Testosterone Is Probably Safe For Your Heart. But It Can't Stop 'Manopause'


In 2014, Time magazine ran a cover story titled "Manopause?!" about the booming $2 billion testosterone industry, promoting it as a remedy for age-related declines in sexual function, energy, and strength.

However, as interest grew, safety concerns emerged. A small study found that while testosterone could boost muscle strength in older men, it also unexpectedly increased the risk of adverse cardiovascular events like heart attacks. Consequently, in 2015, the authorities mandated warning labels on testosterone products, leading to a drop in prescription testosterone usage.

A recent study brings reassuring news for those considering testosterone treatment. It reveals that men with low testosterone levels who were prescribed testosterone gel to boost their hormone levels did not experience a higher risk of heart attacks or strokes when compared to those who received a placebo.

The findings of this study provide reassuring and significant evidence suggesting that testosterone replacement therapy, when appropriately prescribed, does not substantially increase the risk of cardiovascular-related death. The results have been published in the New England Journal of Medicine.


It's important to note that this study did not assess over-the-counter dietary supplements containing testosterone, which are not subject to the same regulation as pharmaceutical drugs.

The study aimed to understand better how testosterone affects cardiovascular risks, but the senior author advises caution in interpreting the results. While the trial suggests that testosterone treatment may be safe for men with low testosterone levels, it should not be seen as a reason for widespread prescription. The authorities recommend this treatment only for men with confirmed low testosterone levels through laboratory tests. There is concern that athletes and bodybuilders may misinterpret these results as a green light to use testosterone for performance enhancement, which is a potential risk.

It's important to note that all participants in the study either had preexisting cardiovascular disease or were at high risk for it and experienced symptoms of hypogonadism, which is a condition characterised by insufficient testosterone production. The study involved approximately 5,200 men aged 45 to 80 randomly assigned to use a daily testosterone gel or a placebo gel applied to the skin for 22 months.
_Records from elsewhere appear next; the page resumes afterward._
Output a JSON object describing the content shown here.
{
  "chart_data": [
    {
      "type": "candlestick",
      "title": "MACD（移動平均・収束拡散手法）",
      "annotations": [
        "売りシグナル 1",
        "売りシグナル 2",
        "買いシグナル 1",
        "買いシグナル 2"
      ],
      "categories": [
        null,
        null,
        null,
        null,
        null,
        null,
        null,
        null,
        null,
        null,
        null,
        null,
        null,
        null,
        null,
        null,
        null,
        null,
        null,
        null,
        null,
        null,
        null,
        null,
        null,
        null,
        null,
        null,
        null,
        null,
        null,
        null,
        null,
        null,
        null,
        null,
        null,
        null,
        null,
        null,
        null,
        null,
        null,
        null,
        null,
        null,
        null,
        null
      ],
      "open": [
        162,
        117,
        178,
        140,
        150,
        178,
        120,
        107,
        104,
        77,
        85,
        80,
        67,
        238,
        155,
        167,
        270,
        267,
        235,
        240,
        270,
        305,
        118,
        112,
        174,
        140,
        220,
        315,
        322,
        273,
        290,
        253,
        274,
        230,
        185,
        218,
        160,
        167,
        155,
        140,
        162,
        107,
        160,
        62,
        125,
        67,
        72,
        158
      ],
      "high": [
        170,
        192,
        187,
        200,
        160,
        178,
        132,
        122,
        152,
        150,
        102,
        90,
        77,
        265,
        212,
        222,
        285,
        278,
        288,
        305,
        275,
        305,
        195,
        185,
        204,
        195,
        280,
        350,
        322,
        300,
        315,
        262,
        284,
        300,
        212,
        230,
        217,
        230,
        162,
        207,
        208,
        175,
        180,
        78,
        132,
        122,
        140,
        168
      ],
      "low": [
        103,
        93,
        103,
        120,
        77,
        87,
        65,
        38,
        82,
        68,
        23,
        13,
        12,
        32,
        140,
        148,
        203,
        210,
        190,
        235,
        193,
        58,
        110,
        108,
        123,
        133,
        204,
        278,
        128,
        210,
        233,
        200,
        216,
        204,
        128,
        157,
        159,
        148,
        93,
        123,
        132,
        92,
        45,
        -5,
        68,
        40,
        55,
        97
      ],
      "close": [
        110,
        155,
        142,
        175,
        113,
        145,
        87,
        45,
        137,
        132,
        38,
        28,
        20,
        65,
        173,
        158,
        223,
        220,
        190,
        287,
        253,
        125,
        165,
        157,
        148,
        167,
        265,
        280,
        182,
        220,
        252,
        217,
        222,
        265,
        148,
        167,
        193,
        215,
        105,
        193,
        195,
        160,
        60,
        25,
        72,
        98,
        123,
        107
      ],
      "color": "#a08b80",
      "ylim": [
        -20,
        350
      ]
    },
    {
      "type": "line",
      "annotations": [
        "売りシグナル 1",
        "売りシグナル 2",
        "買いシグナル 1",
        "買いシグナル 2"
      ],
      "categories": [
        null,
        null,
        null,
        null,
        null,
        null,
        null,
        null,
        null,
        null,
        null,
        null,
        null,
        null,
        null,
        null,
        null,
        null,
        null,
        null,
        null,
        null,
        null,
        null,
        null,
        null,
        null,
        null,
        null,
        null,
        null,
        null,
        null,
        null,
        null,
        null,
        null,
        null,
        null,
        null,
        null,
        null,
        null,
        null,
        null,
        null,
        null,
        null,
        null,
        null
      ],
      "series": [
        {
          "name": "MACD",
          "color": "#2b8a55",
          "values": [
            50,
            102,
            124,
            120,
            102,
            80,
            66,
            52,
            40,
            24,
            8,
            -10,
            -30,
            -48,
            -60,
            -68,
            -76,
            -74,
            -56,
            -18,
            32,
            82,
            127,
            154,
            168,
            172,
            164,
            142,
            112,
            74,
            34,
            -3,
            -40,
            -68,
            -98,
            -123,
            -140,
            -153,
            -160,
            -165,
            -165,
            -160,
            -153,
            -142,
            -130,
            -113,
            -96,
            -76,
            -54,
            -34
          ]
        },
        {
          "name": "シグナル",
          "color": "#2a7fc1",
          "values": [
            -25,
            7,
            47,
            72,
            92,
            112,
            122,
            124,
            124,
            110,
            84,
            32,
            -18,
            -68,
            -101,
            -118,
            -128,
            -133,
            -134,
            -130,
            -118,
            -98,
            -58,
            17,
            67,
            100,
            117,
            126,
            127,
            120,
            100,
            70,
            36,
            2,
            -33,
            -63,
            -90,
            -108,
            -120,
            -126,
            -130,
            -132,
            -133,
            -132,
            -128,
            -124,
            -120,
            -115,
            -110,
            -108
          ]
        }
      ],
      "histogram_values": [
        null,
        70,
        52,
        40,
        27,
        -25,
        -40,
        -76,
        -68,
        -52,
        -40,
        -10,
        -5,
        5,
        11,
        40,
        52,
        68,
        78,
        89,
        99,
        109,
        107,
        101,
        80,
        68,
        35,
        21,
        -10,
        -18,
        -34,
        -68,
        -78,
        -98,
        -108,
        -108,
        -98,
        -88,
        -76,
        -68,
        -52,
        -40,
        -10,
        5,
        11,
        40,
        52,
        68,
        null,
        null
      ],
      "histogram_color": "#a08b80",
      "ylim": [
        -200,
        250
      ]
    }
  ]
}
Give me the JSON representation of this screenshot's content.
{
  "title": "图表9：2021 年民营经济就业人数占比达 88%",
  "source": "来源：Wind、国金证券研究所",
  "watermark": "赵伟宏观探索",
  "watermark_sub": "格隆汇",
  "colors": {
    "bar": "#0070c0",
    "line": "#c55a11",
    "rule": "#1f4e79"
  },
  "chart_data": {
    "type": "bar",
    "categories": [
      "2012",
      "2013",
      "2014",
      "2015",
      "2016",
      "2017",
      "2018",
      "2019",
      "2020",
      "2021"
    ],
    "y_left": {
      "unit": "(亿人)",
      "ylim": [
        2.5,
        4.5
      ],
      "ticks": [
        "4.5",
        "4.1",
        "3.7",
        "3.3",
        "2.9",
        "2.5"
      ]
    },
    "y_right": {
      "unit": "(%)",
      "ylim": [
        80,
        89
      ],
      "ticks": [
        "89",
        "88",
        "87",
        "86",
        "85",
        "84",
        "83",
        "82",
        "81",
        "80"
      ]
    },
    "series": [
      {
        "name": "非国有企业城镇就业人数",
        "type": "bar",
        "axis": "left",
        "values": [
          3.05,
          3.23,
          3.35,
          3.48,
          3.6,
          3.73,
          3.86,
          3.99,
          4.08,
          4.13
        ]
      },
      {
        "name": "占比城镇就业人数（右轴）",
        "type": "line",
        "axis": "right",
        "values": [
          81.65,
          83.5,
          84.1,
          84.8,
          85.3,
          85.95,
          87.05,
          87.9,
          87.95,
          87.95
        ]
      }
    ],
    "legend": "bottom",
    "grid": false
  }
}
Among the men using testosterone gel, 7% experienced significant cardiac events such as heart attacks or strokes, while among those using the placebo, 7.3% had such events. Given the high-risk status of all participants, these results suggest that testosterone does not significantly increase the risk of these events. However, it's worth noting that the study identified other safety concerns, including an elevated risk of heart arrhythmias among men taking testosterone, which was unexpected. Additionally, there were slight increases in the risk of kidney injury and pulmonary embolism. The study suggests that caution should be exercised when using testosterone in men with a history of blood clot events.

The research received funding from manufacturers, with Androgel being the product used in the study. Common side effects and risks associated with the product, including a potential increased risk of prostate cancer, are typically included in marketing materials. In this study, prostate cancer was reported in 0.5% of patients in the testosterone group and 0.4% in the placebo group. The Cleveland Clinic Coordinating Center for Clinical Research independently conducted the trial.

A recent study has yielded promising results, according to a board-certified urologist specialising in sexual dysfunction in the Washington, D.C., area. This expert frequently prescribes testosterone treatments, including bioidentical hormone replacement therapy pellets, to both patients and personally utilises them.

"I was experiencing significant fatigue," mentions the urologist in their early 50s. However, they now report increased energy, attributing this improvement to the use of testosterone pellets. This therapy is viewed as a genuinely beneficial option.